229 bucks from ENS and I should be on the road tomorrow.

I'll post pics tomorrow when I get it off so you can see how it is put together.

Louis
 
How did you get the crank bolt off??? It is on there really tight!
WHen I once replaced a timing belt on a Land Rover 2.5 N/A engine (which required removing the crank bolt), the general advice was to use the 3/4 handle and socket on the crank bolt, rest the handle against the frame, and flip the starter to loosen the bolt. Or use the old approach of removing the starter and jamming a large screwdriver into the flywheel gears. After trying the latter rather unsuccessfully (I found the former a bit risky), I went with a lower tech approach: take the pan out, jam a piece of 2x4 between a crank journal and the side of the cast block, and get a long piece of pipe on the end of the 3/4 extension to crack loose the bolt. Used the same approach to torque the bolt back on (no torque wrench, getting the sucker as tight as I felt necessary).

Thanks for letting us know about this issue with the 1HZ.
 
How did you get the crank bolt off??? It is on there really tight!

I made up a spanner that fits the balancer and used the bolts that connect the pulley and balancer,otherwise ,use the starter motor.
I used the spanner because the engine was out.
You can also use the weight of the vehicle by fitting a spanner to the nut and lowering the vehicle.

I found the injection pump shaft nut ,far far harder:mad:
1HZ pics 005 (Medium).webp
 
I had tried the starter method earlier today and broke 2 breaker bars, I'll build the spanner tool tomorrow.

Thanks guys!
 
I had tried the starter method earlier today and broke 2 breaker bars, I'll build the spanner tool tomorrow.

Thanks guys!

Make the spanner a bit stiffer than mine as mine is a bit flexi
 
I have one of those sitting on my shelf- from Rosco! Decent price from Ens tho'. Getting the proper torque on it when replacing it is really the challenge- unless you have a torque wrench that does something like 750ft/lbs. I used a 4'bar and calculated the force req'd to achieve the proper spec. I then used a weigh scale to get the torque right.
 
I had tried the starter method earlier today and broke 2 breaker bars, I'll build the spanner tool tomorrow.

Thanks guys!

Im just thinking this is not going to work for you.
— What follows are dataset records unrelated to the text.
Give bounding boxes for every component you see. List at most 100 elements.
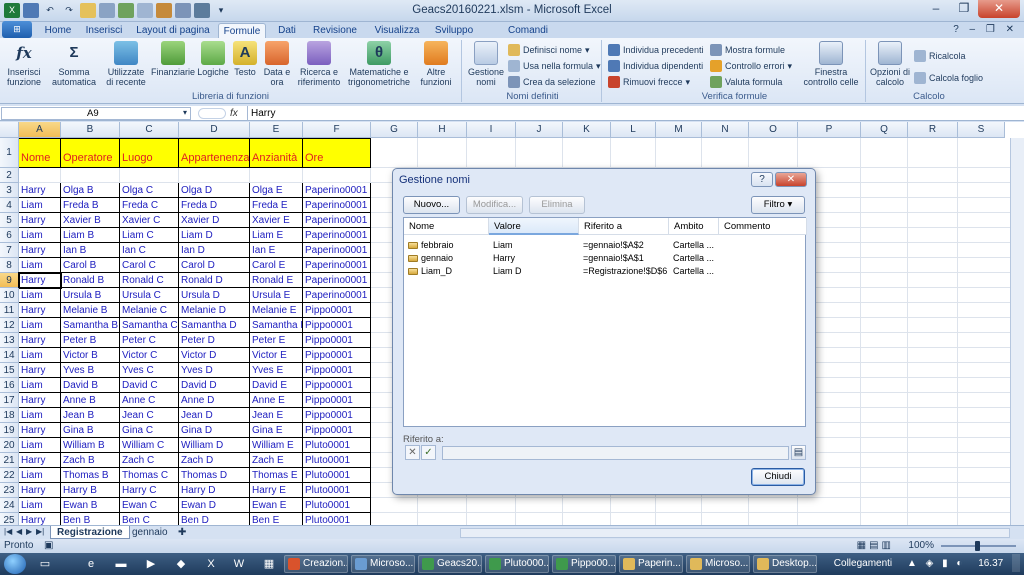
column-header-h[interactable]: H (418, 122, 467, 138)
cell[interactable]: Ronald C (120, 273, 179, 288)
logical-button[interactable]: Logiche (196, 40, 230, 77)
cell[interactable]: Samantha D (179, 318, 250, 333)
name-list-cell[interactable]: Cartella ... (673, 265, 717, 278)
selected-cell[interactable]: Harry (18, 272, 62, 289)
cell[interactable]: Ben D (179, 513, 250, 525)
cell[interactable]: Peter C (120, 333, 179, 348)
taskbar-window-3[interactable]: Pluto000... (485, 555, 549, 573)
calc-sheet-button[interactable]: Calcola foglio (914, 72, 983, 84)
minimize-button[interactable]: – (922, 0, 950, 18)
confirm-edit-icon[interactable]: ✓ (421, 445, 436, 460)
cell[interactable]: William E (250, 438, 303, 453)
cell[interactable]: Harry (19, 243, 61, 258)
cell[interactable]: Victor C (120, 348, 179, 363)
cell[interactable]: Carol E (250, 258, 303, 273)
cell[interactable]: Harry B (61, 483, 120, 498)
cell[interactable]: Xavier C (120, 213, 179, 228)
row-header-15[interactable]: 15 (0, 363, 19, 378)
cell[interactable]: Zach C (120, 453, 179, 468)
cell[interactable]: Ben E (250, 513, 303, 525)
tab-inserisci[interactable]: Inserisci (82, 23, 126, 38)
lookup-button[interactable]: Ricerca e riferimento (294, 40, 344, 87)
name-list-cell[interactable]: Liam D (493, 265, 577, 278)
row-header-10[interactable]: 10 (0, 288, 19, 303)
column-header-n[interactable]: N (702, 122, 749, 138)
cell[interactable]: Yves C (120, 363, 179, 378)
cell[interactable]: Zach E (250, 453, 303, 468)
cell[interactable]: Carol C (120, 258, 179, 273)
trace-precedents-button[interactable]: Individua precedenti (608, 44, 704, 56)
list-column-header[interactable]: Valore (489, 218, 579, 235)
taskbar-window-2[interactable]: Geacs20... (418, 555, 482, 573)
cell[interactable]: Harry (19, 333, 61, 348)
cell[interactable]: Ursula E (250, 288, 303, 303)
refers-to-input[interactable] (442, 446, 789, 460)
cell[interactable]: Liam E (250, 228, 303, 243)
row-header-16[interactable]: 16 (0, 378, 19, 393)
cell[interactable]: Liam (19, 378, 61, 393)
cell[interactable]: Pluto0001 (303, 513, 371, 525)
row-header-7[interactable]: 7 (0, 243, 19, 258)
tab-layout[interactable]: Layout di pagina (134, 23, 212, 38)
cell[interactable]: Jean E (250, 408, 303, 423)
ribbon-help-icon[interactable]: ? – ❐ ✕ (953, 24, 1018, 35)
cell[interactable]: Melanie E (250, 303, 303, 318)
formula-input[interactable]: Harry (247, 106, 1024, 121)
pinned-media-icon[interactable]: ▶ (138, 555, 164, 573)
text-button[interactable]: A Testo (232, 40, 258, 77)
cell[interactable]: Paperino0001 (303, 198, 371, 213)
column-header-b[interactable]: B (61, 122, 120, 138)
cell[interactable]: Thomas C (120, 468, 179, 483)
row-header-13[interactable]: 13 (0, 333, 19, 348)
taskbar-window-4[interactable]: Pippo00... (552, 555, 616, 573)
sheet-tab-gennaio[interactable]: gennaio (126, 526, 174, 539)
cell[interactable]: Liam (19, 468, 61, 483)
cell[interactable]: Jean B (61, 408, 120, 423)
horizontal-scrollbar[interactable] (460, 528, 1010, 538)
cell[interactable]: Freda C (120, 198, 179, 213)
name-list-cell[interactable]: Cartella ... (673, 252, 717, 265)
cell[interactable]: Harry (19, 513, 61, 525)
insert-function-button[interactable]: fx Inserisci funzione (4, 40, 44, 87)
name-list-cell[interactable]: Liam (493, 239, 577, 252)
taskbar-window-7[interactable]: Desktop... (753, 555, 817, 573)
cell[interactable]: Thomas B (61, 468, 120, 483)
cell[interactable]: Liam (19, 438, 61, 453)
filter-button[interactable]: Filtro ▾ (751, 196, 805, 214)
row-header-23[interactable]: 23 (0, 483, 19, 498)
cell[interactable]: Paperino0001 (303, 228, 371, 243)
cell[interactable]: William B (61, 438, 120, 453)
cell[interactable]: Ewan B (61, 498, 120, 513)
close-button[interactable]: ✕ (978, 0, 1020, 18)
insert-sheet-icon[interactable]: ✚ (172, 526, 192, 539)
cell[interactable]: Ursula D (179, 288, 250, 303)
tab-visualizza[interactable]: Visualizza (368, 23, 426, 38)
row-header-25[interactable]: 25 (0, 513, 19, 525)
zoom-level[interactable]: 100% (908, 540, 934, 551)
new-name-button[interactable]: Nuovo... (403, 196, 460, 214)
cell[interactable]: Victor E (250, 348, 303, 363)
pinned-excel-icon[interactable]: X (198, 555, 224, 573)
office-button[interactable]: ⊞ (2, 21, 32, 38)
row-header-17[interactable]: 17 (0, 393, 19, 408)
cell[interactable]: Gina B (61, 423, 120, 438)
calc-options-button[interactable]: Opzioni di calcolo (868, 40, 912, 87)
cell[interactable]: Harry (19, 453, 61, 468)
cell[interactable]: Ben B (61, 513, 120, 525)
name-box-dropdown-icon[interactable]: ▾ (183, 108, 187, 117)
cell[interactable]: William D (179, 438, 250, 453)
remove-arrows-button[interactable]: Rimuovi frecce ▾ (608, 76, 690, 88)
collapse-dialog-icon[interactable]: ▤ (791, 445, 806, 460)
recent-functions-button[interactable]: Utilizzate di recente (104, 40, 148, 87)
cell[interactable]: Pippo0001 (303, 348, 371, 363)
trace-dependents-button[interactable]: Individua dipendenti (608, 60, 703, 72)
list-column-header[interactable]: Ambito (669, 218, 719, 235)
cell[interactable]: David B (61, 378, 120, 393)
cell[interactable]: Paperino0001 (303, 243, 371, 258)
cell[interactable]: Harry D (179, 483, 250, 498)
cell[interactable]: Harry E (250, 483, 303, 498)
cell[interactable]: Anne C (120, 393, 179, 408)
cell[interactable]: Paperino0001 (303, 288, 371, 303)
row-header-22[interactable]: 22 (0, 468, 19, 483)
cell[interactable]: David C (120, 378, 179, 393)
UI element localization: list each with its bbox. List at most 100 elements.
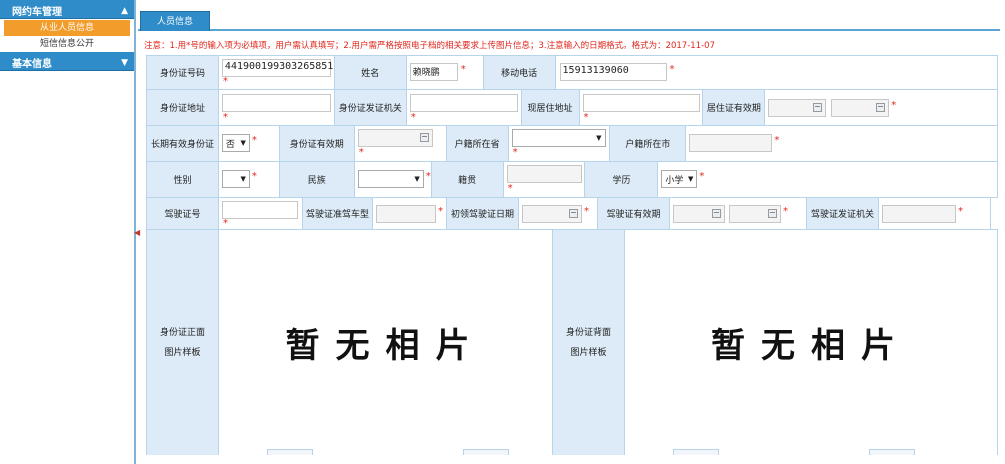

If your engine is still in the vehicle it sbould be easy to stop the engine rotating by putting it ih high gear with the handbrake on.
I built my spanner because the engine was out and it was spinning.

Im thinking you will need one of those impact shifters that you hit with a 10lb hammer:eek:
 
I had tried the starter method earlier today and broke 2 breaker bars, .......

Sure your going the right direction?
Ive never had a problem (getting the ballancer of a cruiser)and always use the starter method.
On some other engines, I haver used an old bearing shell in the flywheel teeth.

Matt
 
Louis, go buy a 3/4" set from Princess Lotto... you will never regret the purchase.
most of the sockets are used for installing seals, the breaker bar is STRONG and the proper sized nut is there for removing the crank nut...
$80
 
Thanks Wayne, picked up the breaker bar set - put the socket on and rested the bar on a 2x4 on the ground - turned it over and it came right off very easily. That is one big toyota bolt!

The pulley came off easily with a puller, the part should be in today so the install will be easy. Not sure how I will torque it to 750 pounds or whatever it is - will probably just make a spanner tool and pull maybe a tenth of my manly power - don't want to snap that little bolt:)

Thanks guys!
 
jamb the bar under the frame, put the tranny in first and roll the truck the direction you want the bolt to go...
or do as i do, get a 5 foot snipe and secure tightly...
 
What is your impact gun rated for? If it's a good gun it will be rated for a high torque setting. A little loctite and a good hammering with the impact(assuming it's not a 1000ft/lb gun) and you should be good to go.
 
All done, didnt need an impact gun - did it all without taking the rad out. Used a big homemade spanner and a 4 foot breaker bar, thread locker - it is very tight now.

Thanks guys.
 
Good on ya. Actually by not using an impact you created a lot more room for yourself. With a 4' bar you need something like 110lbs of force to get to the spec.